The unnecessary aberrations that affected our relations with China need to be rectified. Liberated from the burden of the previous government's policy statements, the new government could bring Sino-Indian relations back on track. A start was made by the Vajpayee government during its last week in office. One hopes the scheduled discussions between foreign secretary K. Raghunath and his Chinese counterpart in the Joint Working Group will be successful. Reports said that foreign minister Jaswant Singh was likely to visit China in May—one hopes that the new foreign minister will keep this appointment.

THOUGH Vajpayee's Lahore visit in February may have had limited results, the dialogue which he revived in the context of nuclear and missile capabilities of India and Pakistan should be continued. While one does not expect any breakthrough on Kashmir, the provisions of the Lahore Memorandum relating to strategic restraint and related CBMs should be seriously discussed. Discussions with the US must be continued, and no partisan considerations should be allowed to become a stumbling block in these ongoing negotiations. Parallel discussions on the same subjects with Russia and France should also continue.

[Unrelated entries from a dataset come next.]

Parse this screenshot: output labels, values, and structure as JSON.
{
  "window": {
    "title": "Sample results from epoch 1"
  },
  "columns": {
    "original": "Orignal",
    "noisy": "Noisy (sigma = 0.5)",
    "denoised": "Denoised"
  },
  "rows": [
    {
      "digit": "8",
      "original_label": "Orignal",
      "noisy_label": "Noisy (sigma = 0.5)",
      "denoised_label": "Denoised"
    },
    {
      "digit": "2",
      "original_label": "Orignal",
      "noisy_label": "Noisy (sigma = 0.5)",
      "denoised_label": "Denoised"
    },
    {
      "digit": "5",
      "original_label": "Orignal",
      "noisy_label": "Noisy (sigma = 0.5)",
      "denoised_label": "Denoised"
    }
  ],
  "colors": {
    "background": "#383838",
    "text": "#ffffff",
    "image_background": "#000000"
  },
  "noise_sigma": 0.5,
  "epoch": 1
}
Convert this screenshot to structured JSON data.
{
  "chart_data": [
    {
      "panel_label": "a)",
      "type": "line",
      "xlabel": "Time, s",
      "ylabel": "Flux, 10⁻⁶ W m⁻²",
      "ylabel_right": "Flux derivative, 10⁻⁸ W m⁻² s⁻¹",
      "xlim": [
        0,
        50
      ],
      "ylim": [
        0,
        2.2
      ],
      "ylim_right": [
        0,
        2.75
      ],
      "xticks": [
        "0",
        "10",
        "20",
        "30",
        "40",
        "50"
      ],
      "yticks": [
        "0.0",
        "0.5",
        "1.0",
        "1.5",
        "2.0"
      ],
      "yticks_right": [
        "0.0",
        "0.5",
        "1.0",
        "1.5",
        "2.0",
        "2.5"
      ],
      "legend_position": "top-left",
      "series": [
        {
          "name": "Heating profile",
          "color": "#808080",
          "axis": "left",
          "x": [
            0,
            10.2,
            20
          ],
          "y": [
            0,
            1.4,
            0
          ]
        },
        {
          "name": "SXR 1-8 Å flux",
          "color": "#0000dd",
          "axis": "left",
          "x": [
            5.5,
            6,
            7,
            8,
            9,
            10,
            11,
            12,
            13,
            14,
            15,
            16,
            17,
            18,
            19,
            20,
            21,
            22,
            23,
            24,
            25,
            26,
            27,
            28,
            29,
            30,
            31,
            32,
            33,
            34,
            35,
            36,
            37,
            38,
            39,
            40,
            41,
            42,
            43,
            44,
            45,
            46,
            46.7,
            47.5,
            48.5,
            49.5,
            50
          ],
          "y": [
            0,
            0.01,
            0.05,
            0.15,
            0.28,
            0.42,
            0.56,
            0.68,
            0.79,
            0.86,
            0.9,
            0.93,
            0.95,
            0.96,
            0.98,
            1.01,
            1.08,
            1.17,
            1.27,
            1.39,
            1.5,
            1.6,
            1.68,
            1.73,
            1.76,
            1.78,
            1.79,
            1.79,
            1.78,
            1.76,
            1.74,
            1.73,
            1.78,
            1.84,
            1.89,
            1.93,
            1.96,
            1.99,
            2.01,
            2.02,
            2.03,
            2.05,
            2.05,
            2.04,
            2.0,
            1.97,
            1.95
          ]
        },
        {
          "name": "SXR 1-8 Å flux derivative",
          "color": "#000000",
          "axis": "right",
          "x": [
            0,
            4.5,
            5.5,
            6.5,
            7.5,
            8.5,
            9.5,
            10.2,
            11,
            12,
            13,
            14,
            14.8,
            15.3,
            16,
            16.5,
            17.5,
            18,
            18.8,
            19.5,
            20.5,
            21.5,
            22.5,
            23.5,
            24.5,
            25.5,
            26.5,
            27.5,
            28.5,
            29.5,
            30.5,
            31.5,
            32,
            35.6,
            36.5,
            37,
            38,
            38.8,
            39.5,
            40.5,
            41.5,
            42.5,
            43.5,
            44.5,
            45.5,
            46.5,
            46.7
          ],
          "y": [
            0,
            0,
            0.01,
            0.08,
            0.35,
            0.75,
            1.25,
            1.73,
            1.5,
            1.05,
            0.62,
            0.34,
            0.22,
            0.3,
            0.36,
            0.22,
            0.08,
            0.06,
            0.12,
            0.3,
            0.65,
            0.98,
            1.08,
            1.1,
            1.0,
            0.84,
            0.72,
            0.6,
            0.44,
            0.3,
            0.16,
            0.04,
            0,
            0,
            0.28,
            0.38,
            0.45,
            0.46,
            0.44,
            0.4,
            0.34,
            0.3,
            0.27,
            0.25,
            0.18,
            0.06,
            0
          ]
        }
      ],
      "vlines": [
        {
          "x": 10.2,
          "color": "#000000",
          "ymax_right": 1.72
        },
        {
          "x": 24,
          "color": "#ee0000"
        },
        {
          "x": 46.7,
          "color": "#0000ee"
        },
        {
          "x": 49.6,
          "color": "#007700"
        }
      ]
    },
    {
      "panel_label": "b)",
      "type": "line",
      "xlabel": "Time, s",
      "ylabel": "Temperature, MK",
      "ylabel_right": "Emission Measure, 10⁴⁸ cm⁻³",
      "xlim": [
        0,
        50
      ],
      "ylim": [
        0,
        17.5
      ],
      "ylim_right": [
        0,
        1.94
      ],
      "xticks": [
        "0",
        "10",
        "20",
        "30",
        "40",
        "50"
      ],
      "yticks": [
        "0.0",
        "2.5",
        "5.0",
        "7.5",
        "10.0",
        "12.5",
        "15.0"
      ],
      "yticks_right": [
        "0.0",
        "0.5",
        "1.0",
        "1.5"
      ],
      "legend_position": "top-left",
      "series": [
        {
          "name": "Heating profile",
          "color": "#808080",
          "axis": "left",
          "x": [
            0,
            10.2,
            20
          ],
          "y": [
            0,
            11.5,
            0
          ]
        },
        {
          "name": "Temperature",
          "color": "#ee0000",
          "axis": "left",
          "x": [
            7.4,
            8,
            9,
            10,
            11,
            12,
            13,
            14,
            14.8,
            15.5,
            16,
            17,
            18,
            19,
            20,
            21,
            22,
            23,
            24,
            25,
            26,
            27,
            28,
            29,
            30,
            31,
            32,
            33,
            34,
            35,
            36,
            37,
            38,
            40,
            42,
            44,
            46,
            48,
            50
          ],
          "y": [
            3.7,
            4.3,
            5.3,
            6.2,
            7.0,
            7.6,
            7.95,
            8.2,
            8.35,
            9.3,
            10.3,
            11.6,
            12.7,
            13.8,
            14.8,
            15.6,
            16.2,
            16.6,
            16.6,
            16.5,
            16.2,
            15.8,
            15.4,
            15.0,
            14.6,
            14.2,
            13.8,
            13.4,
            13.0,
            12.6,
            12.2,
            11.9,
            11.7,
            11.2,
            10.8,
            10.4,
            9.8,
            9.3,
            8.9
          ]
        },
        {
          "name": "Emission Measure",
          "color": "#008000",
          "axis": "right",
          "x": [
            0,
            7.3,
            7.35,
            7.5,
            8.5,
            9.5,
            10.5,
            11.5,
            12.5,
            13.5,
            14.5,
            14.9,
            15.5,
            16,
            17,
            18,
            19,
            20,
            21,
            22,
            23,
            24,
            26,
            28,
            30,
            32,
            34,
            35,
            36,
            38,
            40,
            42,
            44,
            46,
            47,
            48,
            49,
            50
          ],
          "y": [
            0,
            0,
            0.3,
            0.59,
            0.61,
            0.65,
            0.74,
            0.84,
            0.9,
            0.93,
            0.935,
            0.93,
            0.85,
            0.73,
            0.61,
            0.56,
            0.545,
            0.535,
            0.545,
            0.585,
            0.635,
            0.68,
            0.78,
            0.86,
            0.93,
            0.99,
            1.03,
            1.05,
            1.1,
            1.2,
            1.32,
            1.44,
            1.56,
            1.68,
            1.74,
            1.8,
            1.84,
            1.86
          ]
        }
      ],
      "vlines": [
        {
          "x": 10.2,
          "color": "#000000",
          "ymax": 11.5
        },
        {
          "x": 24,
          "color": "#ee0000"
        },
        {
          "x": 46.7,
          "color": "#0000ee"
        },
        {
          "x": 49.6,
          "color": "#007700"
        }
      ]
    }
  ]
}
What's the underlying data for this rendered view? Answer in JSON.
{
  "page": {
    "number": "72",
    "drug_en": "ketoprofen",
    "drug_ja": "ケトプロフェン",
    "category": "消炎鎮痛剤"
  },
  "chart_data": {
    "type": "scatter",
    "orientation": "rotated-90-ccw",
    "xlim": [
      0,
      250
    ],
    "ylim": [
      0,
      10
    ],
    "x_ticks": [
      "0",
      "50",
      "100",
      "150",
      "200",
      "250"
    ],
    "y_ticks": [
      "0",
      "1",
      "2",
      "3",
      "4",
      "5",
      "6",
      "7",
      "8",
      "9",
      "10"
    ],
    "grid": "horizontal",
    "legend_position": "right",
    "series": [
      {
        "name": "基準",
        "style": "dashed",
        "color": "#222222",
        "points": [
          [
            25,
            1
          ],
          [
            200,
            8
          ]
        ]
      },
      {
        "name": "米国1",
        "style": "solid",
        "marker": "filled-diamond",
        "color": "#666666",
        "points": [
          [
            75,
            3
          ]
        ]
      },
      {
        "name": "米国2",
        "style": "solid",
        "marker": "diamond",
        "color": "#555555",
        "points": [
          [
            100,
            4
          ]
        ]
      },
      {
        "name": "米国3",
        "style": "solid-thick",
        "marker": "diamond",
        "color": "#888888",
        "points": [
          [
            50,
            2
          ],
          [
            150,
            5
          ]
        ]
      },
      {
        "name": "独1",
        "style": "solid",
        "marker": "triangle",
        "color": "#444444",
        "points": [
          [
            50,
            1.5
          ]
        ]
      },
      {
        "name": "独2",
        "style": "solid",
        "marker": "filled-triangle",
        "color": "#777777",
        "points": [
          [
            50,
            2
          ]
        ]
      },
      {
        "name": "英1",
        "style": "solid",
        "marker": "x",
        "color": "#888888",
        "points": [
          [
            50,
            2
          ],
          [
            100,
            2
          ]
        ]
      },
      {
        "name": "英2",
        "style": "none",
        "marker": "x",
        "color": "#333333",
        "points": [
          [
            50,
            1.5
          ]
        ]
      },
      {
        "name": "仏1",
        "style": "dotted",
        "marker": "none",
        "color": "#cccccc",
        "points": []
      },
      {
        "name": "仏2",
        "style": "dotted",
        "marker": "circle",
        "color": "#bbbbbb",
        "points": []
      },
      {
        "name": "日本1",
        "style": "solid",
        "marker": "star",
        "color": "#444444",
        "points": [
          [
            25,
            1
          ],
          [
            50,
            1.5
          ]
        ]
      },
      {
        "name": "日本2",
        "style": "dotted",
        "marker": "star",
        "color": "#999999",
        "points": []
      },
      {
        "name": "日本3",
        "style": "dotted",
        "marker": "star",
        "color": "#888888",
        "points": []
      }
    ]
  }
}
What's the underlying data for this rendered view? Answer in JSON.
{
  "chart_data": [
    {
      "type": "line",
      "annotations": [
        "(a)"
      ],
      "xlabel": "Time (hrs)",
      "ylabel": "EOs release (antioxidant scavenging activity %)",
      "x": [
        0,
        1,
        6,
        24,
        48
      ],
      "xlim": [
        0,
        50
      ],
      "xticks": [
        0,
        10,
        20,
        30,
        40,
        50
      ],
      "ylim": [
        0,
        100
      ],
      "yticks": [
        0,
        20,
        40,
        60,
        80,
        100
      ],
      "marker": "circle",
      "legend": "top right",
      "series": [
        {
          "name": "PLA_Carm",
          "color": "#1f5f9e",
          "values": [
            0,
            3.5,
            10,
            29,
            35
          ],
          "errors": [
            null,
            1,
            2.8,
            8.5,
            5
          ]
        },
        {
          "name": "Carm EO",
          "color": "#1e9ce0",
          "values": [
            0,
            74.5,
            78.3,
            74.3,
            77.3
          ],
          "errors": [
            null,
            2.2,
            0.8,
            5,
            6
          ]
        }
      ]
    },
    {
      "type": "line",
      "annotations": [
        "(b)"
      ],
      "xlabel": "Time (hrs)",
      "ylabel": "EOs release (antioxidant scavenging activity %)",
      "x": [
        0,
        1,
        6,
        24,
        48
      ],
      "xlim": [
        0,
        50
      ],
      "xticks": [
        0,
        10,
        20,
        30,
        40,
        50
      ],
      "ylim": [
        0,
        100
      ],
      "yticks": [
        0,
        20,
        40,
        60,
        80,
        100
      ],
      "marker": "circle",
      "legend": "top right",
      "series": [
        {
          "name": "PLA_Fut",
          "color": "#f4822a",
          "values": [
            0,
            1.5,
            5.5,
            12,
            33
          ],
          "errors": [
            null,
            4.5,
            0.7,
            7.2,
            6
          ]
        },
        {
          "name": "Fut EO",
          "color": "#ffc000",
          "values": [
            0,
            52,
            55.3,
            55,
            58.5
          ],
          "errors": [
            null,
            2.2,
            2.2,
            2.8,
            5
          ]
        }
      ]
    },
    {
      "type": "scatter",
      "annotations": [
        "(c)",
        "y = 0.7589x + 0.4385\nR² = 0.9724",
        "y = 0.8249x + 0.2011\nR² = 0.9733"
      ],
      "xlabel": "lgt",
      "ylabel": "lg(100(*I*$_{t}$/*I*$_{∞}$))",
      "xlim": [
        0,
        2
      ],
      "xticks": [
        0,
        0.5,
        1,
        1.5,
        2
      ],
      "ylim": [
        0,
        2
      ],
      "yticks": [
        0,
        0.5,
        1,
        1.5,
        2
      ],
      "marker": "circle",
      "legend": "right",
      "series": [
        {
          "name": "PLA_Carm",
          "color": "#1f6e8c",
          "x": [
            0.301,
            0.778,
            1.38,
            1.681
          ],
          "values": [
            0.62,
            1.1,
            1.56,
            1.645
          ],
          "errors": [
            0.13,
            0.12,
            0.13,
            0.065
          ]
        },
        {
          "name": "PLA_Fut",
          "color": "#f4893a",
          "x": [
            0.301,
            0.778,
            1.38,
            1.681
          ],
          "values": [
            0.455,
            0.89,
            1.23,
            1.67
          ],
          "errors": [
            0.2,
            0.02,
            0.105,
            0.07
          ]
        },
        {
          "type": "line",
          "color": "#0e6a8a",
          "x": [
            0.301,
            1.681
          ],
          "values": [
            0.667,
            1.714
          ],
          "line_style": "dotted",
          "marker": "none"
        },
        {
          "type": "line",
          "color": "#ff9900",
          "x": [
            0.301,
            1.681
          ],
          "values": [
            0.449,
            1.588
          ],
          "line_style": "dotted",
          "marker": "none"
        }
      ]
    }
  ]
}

The general orientation of Indian public opinion is more or less clear; all political parties are aware of these orientations. The pattern of external reactions can be anticipated by us on the basis of our experience in foreign relations over the last 50 years. The specific issues to which we have to respond can also be anticipated with a fair amount of precision. The over-arching approach that should govern our policies is to be clear that foreign relations, defence and development are issues that at the most fundamental level should transcend partisan politics, however endemic it may be to the processes of multi-party democracy.